Since the early 1940s, said Denise, the Chincoteague firemen have auctioned off young ponies as a way to control the size of the herd and to raise money for equipment. The round up, swim from Assateague to Chincoteague, pony penning, auction and carnival are held the last consecutive Tuesday and Wednesday of July. Preliminaries - rounding up the herds, walking them to the assembly area and checking the ponies for health and destiny - fills Saturday through Tuesday. The swim takes place on Wednesday, the auction on Thursday, Friday the ponies swim back to Assateague and, as Denise says, "Saturday we fall out."

Easily understood when a town of 3,000 hosts 50,000 or more visitors.

Make way for ducks and ducklings.
It's easy to see how Chincoteague has been voted happiest town, best seaside town and other hospitality and lifestyle kudos over the years.

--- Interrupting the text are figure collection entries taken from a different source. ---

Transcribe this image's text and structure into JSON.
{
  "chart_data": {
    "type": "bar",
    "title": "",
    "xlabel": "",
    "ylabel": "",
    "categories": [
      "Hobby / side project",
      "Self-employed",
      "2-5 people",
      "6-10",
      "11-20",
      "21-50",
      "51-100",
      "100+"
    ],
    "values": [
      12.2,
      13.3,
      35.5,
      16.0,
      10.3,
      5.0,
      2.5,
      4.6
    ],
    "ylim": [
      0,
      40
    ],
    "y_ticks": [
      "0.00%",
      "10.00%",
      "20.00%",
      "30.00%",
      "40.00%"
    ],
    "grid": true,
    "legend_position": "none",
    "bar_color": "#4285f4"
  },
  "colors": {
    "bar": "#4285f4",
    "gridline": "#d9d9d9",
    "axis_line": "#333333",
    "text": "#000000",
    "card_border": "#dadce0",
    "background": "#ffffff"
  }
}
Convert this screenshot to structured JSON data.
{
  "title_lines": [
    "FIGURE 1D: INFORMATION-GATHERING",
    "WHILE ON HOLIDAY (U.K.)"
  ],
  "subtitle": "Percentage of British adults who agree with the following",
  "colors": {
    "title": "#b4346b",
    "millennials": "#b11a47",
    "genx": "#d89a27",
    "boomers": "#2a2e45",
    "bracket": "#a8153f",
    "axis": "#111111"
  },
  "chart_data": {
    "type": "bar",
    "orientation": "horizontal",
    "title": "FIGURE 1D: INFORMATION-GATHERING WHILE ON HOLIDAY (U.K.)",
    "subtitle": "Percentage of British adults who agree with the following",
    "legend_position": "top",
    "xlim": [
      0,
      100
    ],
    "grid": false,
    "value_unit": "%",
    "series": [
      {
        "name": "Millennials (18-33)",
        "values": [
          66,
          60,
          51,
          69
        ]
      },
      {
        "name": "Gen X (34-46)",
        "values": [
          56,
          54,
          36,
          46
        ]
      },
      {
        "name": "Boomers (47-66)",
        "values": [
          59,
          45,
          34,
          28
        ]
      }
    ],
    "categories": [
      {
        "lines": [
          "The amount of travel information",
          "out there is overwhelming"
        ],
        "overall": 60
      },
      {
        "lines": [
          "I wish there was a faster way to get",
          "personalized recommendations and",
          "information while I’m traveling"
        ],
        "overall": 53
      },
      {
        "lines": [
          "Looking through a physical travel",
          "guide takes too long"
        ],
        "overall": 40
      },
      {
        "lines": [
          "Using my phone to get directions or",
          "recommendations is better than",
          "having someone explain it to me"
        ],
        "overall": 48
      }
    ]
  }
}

Ducks have the right-of-way, locals are surrounded by sea and bay with all of its bounty, the wild things that live or visit are respected and residents live at a pace that fits with tides and ducks.

Kayakers in Assateague Channel.




















There is room for all, even the human tourists who flock to their beaches, paddle in their waters, come to observe wildlife, clog restaurants and streets of this half-mile-wide, seven-mile-long island.  Even when visitors push ordinary out-the-door lines at the Island Creamery to a length that anywhere else would engender wait-rage, the locals smile.

Marsh mud, an unbelievably dense chocolate, is worth the wait and they know when the winds blow as cold as the locally made ice cream inside, the island will be theirs again.